R3303-HP HSR6800 Routers Layer 3 - IP Services Configuration Guide
70
Configuring DHCP snooping
A DHCP snooping-enabled device must be either between the DHCP client and relay agent, or between
the DHCP client and server. It does not work if it is between the DHCP relay agent and DHCP server.
This feature is supported only when SAP modules operate in bridge mode.
Overview
DHCP snooping defines trusted and untrusted ports to make sure that clients obtain IP addresses only
from authorized DHCP servers.
• Trusted—A trusted port can forward DHCP messages correctly to make sure the clients get IP
addresses from authorized DHCP servers.
• Untrusted—An untrusted port discards received DHCP-ACK and DHCP-OFFER messages to
prevent unauthorized servers from assigning IP addresses.

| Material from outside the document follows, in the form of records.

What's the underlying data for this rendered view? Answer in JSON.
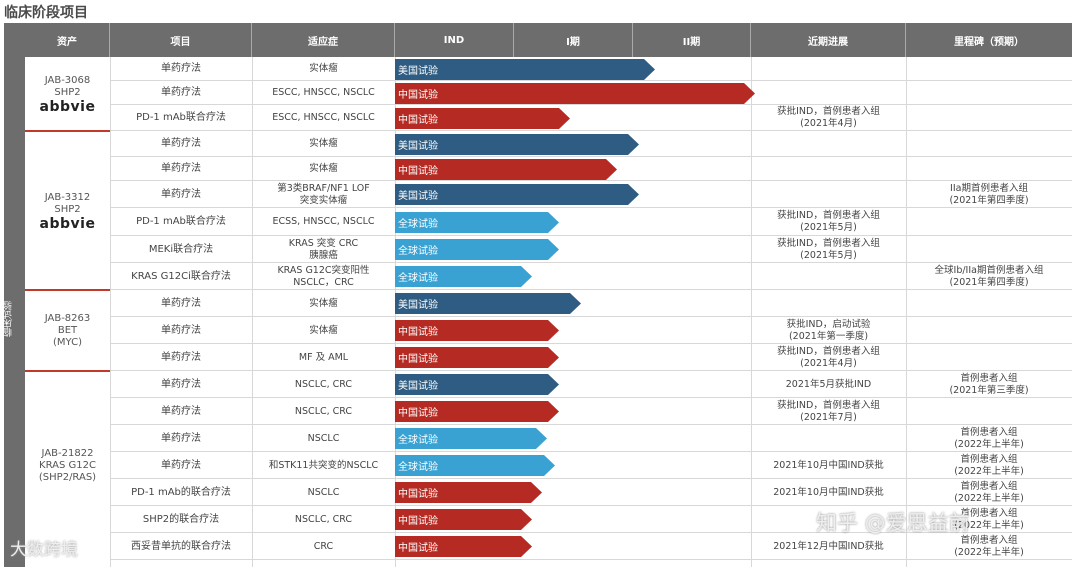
{
  "page_title": "临床阶段项目",
  "side_label": "临床试验",
  "headers": {
    "asset": "资产",
    "project": "项目",
    "indication": "适应症",
    "ind": "IND",
    "phase1": "I期",
    "phase2": "II期",
    "progress": "近期进展",
    "milestone": "里程碑（预期）"
  },
  "assets": [
    {
      "name": [
        "JAB-3068",
        "SHP2"
      ],
      "logo": "abbvie"
    },
    {
      "name": [
        "JAB-3312",
        "SHP2"
      ],
      "logo": "abbvie"
    },
    {
      "name": [
        "JAB-8263",
        "BET",
        "(MYC)"
      ],
      "logo": ""
    },
    {
      "name": [
        "JAB-21822",
        "KRAS G12C",
        "(SHP2/RAS)"
      ],
      "logo": ""
    }
  ],
  "rows": [
    {
      "project": "单药疗法",
      "indication": "实体瘤",
      "trial": "美国试验",
      "kind": "us",
      "progress": "",
      "milestone": ""
    },
    {
      "project": "单药疗法",
      "indication": "ESCC, HNSCC, NSCLC",
      "trial": "中国试验",
      "kind": "cn",
      "progress": "",
      "milestone": ""
    },
    {
      "project": "PD-1 mAb联合疗法",
      "indication": "ESCC, HNSCC, NSCLC",
      "trial": "中国试验",
      "kind": "cn",
      "progress": "获批IND，首例患者入组\n(2021年4月)",
      "milestone": ""
    },
    {
      "project": "单药疗法",
      "indication": "实体瘤",
      "trial": "美国试验",
      "kind": "us",
      "progress": "",
      "milestone": ""
    },
    {
      "project": "单药疗法",
      "indication": "实体瘤",
      "trial": "中国试验",
      "kind": "cn",
      "progress": "",
      "milestone": ""
    },
    {
      "project": "单药疗法",
      "indication": "第3类BRAF/NF1 LOF\n突变实体瘤",
      "trial": "美国试验",
      "kind": "us",
      "progress": "",
      "milestone": "IIa期首例患者入组\n(2021年第四季度)"
    },
    {
      "project": "PD-1 mAb联合疗法",
      "indication": "ECSS, HNSCC, NSCLC",
      "trial": "全球试验",
      "kind": "gl",
      "progress": "获批IND，首例患者入组\n(2021年5月)",
      "milestone": ""
    },
    {
      "project": "MEKi联合疗法",
      "indication": "KRAS 突变  CRC\n胰腺癌",
      "trial": "全球试验",
      "kind": "gl",
      "progress": "获批IND，首例患者入组\n(2021年5月)",
      "milestone": ""
    },
    {
      "project": "KRAS G12Ci联合疗法",
      "indication": "KRAS G12C突变阳性\nNSCLC，CRC",
      "trial": "全球试验",
      "kind": "gl",
      "progress": "",
      "milestone": "全球Ib/IIa期首例患者入组\n(2021年第四季度)"
    },
    {
      "project": "单药疗法",
      "indication": "实体瘤",
      "trial": "美国试验",
      "kind": "us",
      "progress": "",
      "milestone": ""
    },
    {
      "project": "单药疗法",
      "indication": "实体瘤",
      "trial": "中国试验",
      "kind": "cn",
      "progress": "获批IND，启动试验\n(2021年第一季度)",
      "milestone": ""
    },
    {
      "project": "单药疗法",
      "indication": "MF 及 AML",
      "trial": "中国试验",
      "kind": "cn",
      "progress": "获批IND，首例患者入组\n(2021年4月)",
      "milestone": ""
    },
    {
      "project": "单药疗法",
      "indication": "NSCLC, CRC",
      "trial": "美国试验",
      "kind": "us",
      "progress": "2021年5月获批IND",
      "milestone": "首例患者入组\n(2021年第三季度)"
    },
    {
      "project": "单药疗法",
      "indication": "NSCLC, CRC",
      "trial": "中国试验",
      "kind": "cn",
      "progress": "获批IND，首例患者入组\n(2021年7月)",
      "milestone": ""
    },
    {
      "project": "单药疗法",
      "indication": "NSCLC",
      "trial": "全球试验",
      "kind": "gl",
      "progress": "",
      "milestone": "首例患者入组\n(2022年上半年)"
    },
    {
      "project": "单药疗法",
      "indication": "和STK11共突变的NSCLC",
      "trial": "全球试验",
      "kind": "gl",
      "progress": "2021年10月中国IND获批",
      "milestone": "首例患者入组\n(2022年上半年)"
    },
    {
      "project": "PD-1 mAb的联合疗法",
      "indication": "NSCLC",
      "trial": "中国试验",
      "kind": "cn",
      "progress": "2021年10月中国IND获批",
      "milestone": "首例患者入组\n(2022年上半年)"
    },
    {
      "project": "SHP2的联合疗法",
      "indication": "NSCLC, CRC",
      "trial": "中国试验",
      "kind": "cn",
      "progress": "",
      "milestone": "首例患者入组\n(2022年上半年)"
    },
    {
      "project": "西妥昔单抗的联合疗法",
      "indication": "CRC",
      "trial": "中国试验",
      "kind": "cn",
      "progress": "2021年12月中国IND获批",
      "milestone": "首例患者入组\n(2022年上半年)"
    }
  ],
  "watermarks": {
    "left": "大数跨境",
    "right": "知乎 @爱思益前"
  }
}
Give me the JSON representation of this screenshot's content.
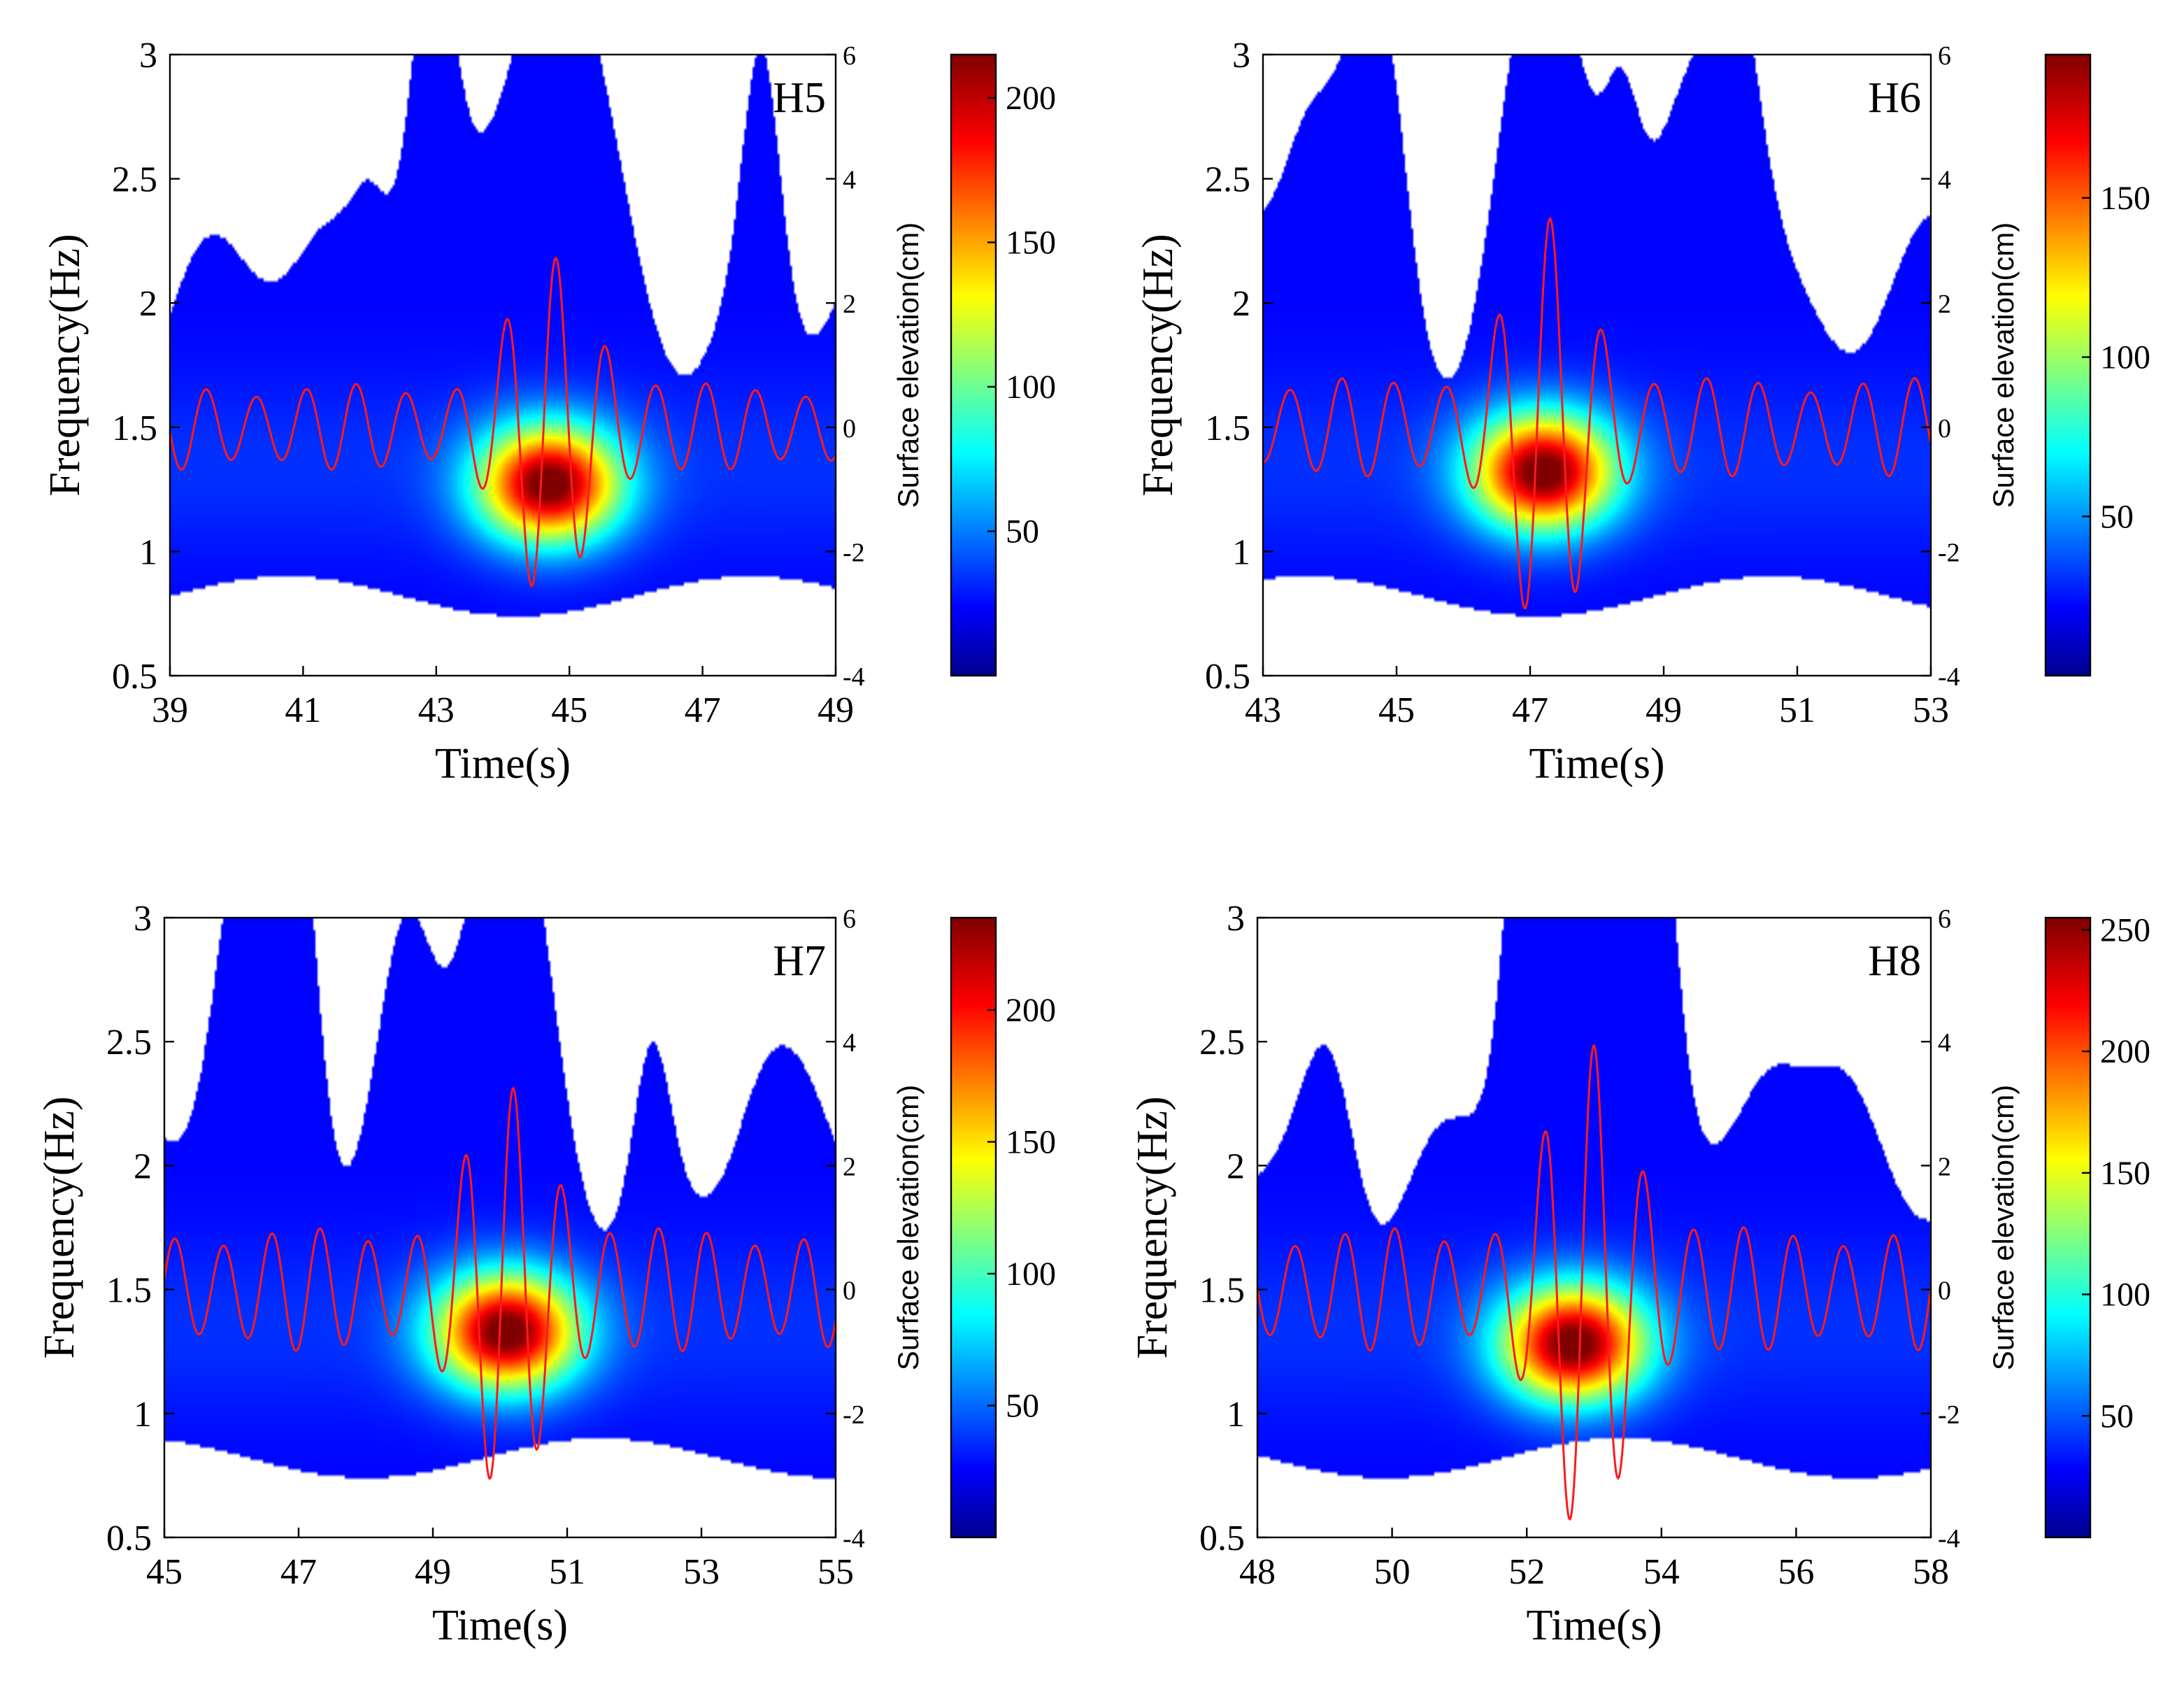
{
  "colors": {
    "signal": "#ff1a1a",
    "background": "#ffffff",
    "axis": "#000000",
    "colormap": "jet"
  },
  "chart_data": [
    {
      "type": "heatmap",
      "panel_label": "H5",
      "xlabel": "Time(s)",
      "ylabel": "Frequency(Hz)",
      "y2label": "Surface elevation(cm)",
      "xlim": [
        39,
        49
      ],
      "ylim": [
        0.5,
        3
      ],
      "y2lim": [
        -4,
        6
      ],
      "xticks": [
        "39",
        "41",
        "43",
        "45",
        "47",
        "49"
      ],
      "yticks": [
        "0.5",
        "1",
        "1.5",
        "2",
        "2.5",
        "3"
      ],
      "y2ticks": [
        "-4",
        "-2",
        "0",
        "2",
        "4",
        "6"
      ],
      "colorbar": {
        "min": 0,
        "max": 215,
        "ticks": [
          "50",
          "100",
          "150",
          "200"
        ]
      },
      "energy_peak": {
        "time": 44.7,
        "frequency": 1.27,
        "value": 215
      },
      "signal": {
        "mean_period_s": 0.75,
        "amplitude_cm": 0.7,
        "peak_amplitude_cm": 2.9,
        "focus_time_s": 44.8
      }
    },
    {
      "type": "heatmap",
      "panel_label": "H6",
      "xlabel": "Time(s)",
      "ylabel": "Frequency(Hz)",
      "y2label": "Surface elevation(cm)",
      "xlim": [
        43,
        53
      ],
      "ylim": [
        0.5,
        3
      ],
      "y2lim": [
        -4,
        6
      ],
      "xticks": [
        "43",
        "45",
        "47",
        "49",
        "51",
        "53"
      ],
      "yticks": [
        "0.5",
        "1",
        "1.5",
        "2",
        "2.5",
        "3"
      ],
      "y2ticks": [
        "-4",
        "-2",
        "0",
        "2",
        "4",
        "6"
      ],
      "colorbar": {
        "min": 0,
        "max": 195,
        "ticks": [
          "50",
          "100",
          "150"
        ]
      },
      "energy_peak": {
        "time": 47.2,
        "frequency": 1.32,
        "value": 195
      },
      "signal": {
        "mean_period_s": 0.78,
        "amplitude_cm": 0.8,
        "peak_amplitude_cm": 3.4,
        "focus_time_s": 47.3
      }
    },
    {
      "type": "heatmap",
      "panel_label": "H7",
      "xlabel": "Time(s)",
      "ylabel": "Frequency(Hz)",
      "y2label": "Surface elevation(cm)",
      "xlim": [
        45,
        55
      ],
      "ylim": [
        0.5,
        3
      ],
      "y2lim": [
        -4,
        6
      ],
      "xticks": [
        "45",
        "47",
        "49",
        "51",
        "53",
        "55"
      ],
      "yticks": [
        "0.5",
        "1",
        "1.5",
        "2",
        "2.5",
        "3"
      ],
      "y2ticks": [
        "-4",
        "-2",
        "0",
        "2",
        "4",
        "6"
      ],
      "colorbar": {
        "min": 0,
        "max": 235,
        "ticks": [
          "50",
          "100",
          "150",
          "200"
        ]
      },
      "energy_peak": {
        "time": 50.1,
        "frequency": 1.33,
        "value": 235
      },
      "signal": {
        "mean_period_s": 0.72,
        "amplitude_cm": 1.0,
        "peak_amplitude_cm": 3.4,
        "focus_time_s": 50.2
      }
    },
    {
      "type": "heatmap",
      "panel_label": "H8",
      "xlabel": "Time(s)",
      "ylabel": "Frequency(Hz)",
      "y2label": "Surface elevation(cm)",
      "xlim": [
        48,
        58
      ],
      "ylim": [
        0.5,
        3
      ],
      "y2lim": [
        -4,
        6
      ],
      "xticks": [
        "48",
        "50",
        "52",
        "54",
        "56",
        "58"
      ],
      "yticks": [
        "0.5",
        "1",
        "1.5",
        "2",
        "2.5",
        "3"
      ],
      "y2ticks": [
        "-4",
        "-2",
        "0",
        "2",
        "4",
        "6"
      ],
      "colorbar": {
        "min": 0,
        "max": 255,
        "ticks": [
          "50",
          "100",
          "150",
          "200",
          "250"
        ]
      },
      "energy_peak": {
        "time": 52.7,
        "frequency": 1.28,
        "value": 255
      },
      "signal": {
        "mean_period_s": 0.74,
        "amplitude_cm": 1.0,
        "peak_amplitude_cm": 4.2,
        "focus_time_s": 53.0
      }
    }
  ]
}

DHCP snooping reads DHCP-ACK messages received from trusted ports and DHCP-REQUEST
messages to create DHCP snooping entries. A DHCP snooping entry includes the MAC and IP
addresses of a client, the port that connects to the DHCP client, and the VLAN of the port.
The following features need to use DHCP snooping entries:
• ARP detection—Uses DHCP snooping entries to filter ARP packets from unauthorized clients. For
more information, see Security Configuration Guide.
• IP source guard—Uses DHCP snooping entries to filter illegal packets on a per-port basis. For more
information, see Security Configuration Guide.
• VLAN mapping—The device replaces service provider VLANs (SVLANs) in packets with customer
VLANs (CVLANs) by searching corresponding DHCP snooping entries for DHCP client information
including IP addresses, MAC addresses, and CVLANs, before sending the packets to clients. For
more information, see Layer 2—LAN Switching Configuration Guide.